One thing to note though is that this does not actually enforce the mandatory fields are completed and while that might seem slightly illogical this time I agree with Microsoft’s decision. Nothing would be more annoying than have to delete a nearly complete record because one piece of mandatory data was missing and if you were going to have to re-do a significant amount of entry the temptation to enter anything to get past the mandatory field would be just too great. Trouble is that data never gets updated with the correct entry once that happens.
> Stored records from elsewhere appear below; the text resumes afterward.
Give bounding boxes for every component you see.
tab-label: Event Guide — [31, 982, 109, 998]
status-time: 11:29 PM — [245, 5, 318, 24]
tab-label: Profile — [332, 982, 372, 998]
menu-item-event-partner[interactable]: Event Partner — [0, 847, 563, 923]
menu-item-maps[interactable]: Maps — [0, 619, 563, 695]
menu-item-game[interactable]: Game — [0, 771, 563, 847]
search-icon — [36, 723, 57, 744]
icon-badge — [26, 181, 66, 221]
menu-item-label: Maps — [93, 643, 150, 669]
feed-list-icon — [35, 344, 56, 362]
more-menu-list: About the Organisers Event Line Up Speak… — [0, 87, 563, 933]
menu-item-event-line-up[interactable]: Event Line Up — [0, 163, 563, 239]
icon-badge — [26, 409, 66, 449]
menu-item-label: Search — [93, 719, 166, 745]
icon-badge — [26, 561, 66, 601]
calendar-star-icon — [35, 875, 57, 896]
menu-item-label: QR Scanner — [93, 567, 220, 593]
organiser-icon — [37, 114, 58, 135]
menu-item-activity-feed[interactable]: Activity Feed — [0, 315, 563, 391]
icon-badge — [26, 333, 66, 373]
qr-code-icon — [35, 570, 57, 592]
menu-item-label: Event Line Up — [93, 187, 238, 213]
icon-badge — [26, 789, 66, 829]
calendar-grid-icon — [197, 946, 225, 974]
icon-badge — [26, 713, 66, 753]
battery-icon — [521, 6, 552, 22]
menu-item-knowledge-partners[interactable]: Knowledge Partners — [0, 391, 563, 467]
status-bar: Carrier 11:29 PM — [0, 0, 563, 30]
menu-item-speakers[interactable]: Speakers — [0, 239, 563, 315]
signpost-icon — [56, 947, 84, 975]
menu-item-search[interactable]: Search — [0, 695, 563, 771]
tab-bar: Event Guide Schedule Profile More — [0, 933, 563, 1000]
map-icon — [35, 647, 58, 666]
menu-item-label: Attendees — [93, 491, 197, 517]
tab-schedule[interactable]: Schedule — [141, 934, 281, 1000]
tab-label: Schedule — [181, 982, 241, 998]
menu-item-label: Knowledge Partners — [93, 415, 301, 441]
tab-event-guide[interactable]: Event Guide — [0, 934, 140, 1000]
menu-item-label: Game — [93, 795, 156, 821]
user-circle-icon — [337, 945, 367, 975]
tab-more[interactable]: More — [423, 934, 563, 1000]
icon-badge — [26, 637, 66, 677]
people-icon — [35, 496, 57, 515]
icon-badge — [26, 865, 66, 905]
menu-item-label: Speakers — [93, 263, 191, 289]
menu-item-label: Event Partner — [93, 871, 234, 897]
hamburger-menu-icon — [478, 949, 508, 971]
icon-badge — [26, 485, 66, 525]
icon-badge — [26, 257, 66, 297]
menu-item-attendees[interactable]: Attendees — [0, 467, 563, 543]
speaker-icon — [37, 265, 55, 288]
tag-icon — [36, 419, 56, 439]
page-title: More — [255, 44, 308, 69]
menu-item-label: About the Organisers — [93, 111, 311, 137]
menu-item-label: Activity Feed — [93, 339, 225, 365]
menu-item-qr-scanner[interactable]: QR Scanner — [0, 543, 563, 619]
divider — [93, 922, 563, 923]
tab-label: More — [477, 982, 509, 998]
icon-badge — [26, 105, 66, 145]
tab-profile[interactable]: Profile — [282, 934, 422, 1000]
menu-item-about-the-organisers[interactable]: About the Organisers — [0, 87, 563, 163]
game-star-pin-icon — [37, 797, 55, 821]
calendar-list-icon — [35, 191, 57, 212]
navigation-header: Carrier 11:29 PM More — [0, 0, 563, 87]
We already have the ‘Not Blank’ property on fields on pages, this is closer to enforcing entry of field if you need it but again is slightly different in that it only enforces entry if the field is either in the primary key or has had an entry made in it. Again if the field is skipped completely then the record can be saved with fields having the not blank field set to true being empty. Again this seems illogical but Microsoft do not consider it so.

I would suggest that what most companies want is to prevent a record being used before all of the fields they mandate have valid entries. This should as I hinted earlier be part of the customisation so that each company and even role can set its own policies.


(Mandatory entry below Quick entry please)

At Technology Management we often achieve this result by setting the Blocked flag to default to true and when this is being manually removed (which it has to be before it can be used) we validate the required fields are valid. This ensures no partially complete records are going to be used and the resulting issues that can cause occur.

Windows 10 first impressions

As you maybe noticed  in the press this week Microsoft announced the release of Windows 10, yes they skipped 9, went from 8.1 straight to 10.

So after it became available for us to download yesterday I got a copy and loaded it onto my Surface 3 to give it a try. Happy to report at the end of the first day that its been as totally stable and I’m already wishing it was on all my machines.

So what’s new, well lots of minor changes but the two things I’ve really noticed are the new ‘Start Button’ – as you can see from the screenshot below they combined the live tiles of Windows 8 with the start button of Windows 7 – once configured it works well and as someone with a fair few apps I find it easier to spot the one I want with the larger tiles especially as old age degrades my eyesight! 


Other major change for me is that the modern or metro apps can now be windowed meaning that you don’t have to have them full screen then switch the whole screen back to the desktop. Much better Microsoft – totally more useable now.

Other than that I’m happy to report all the Dynamics apps seem to run well, no problems at all there.

I’ll update this posting as I find things of significance either good or bad but so far so good.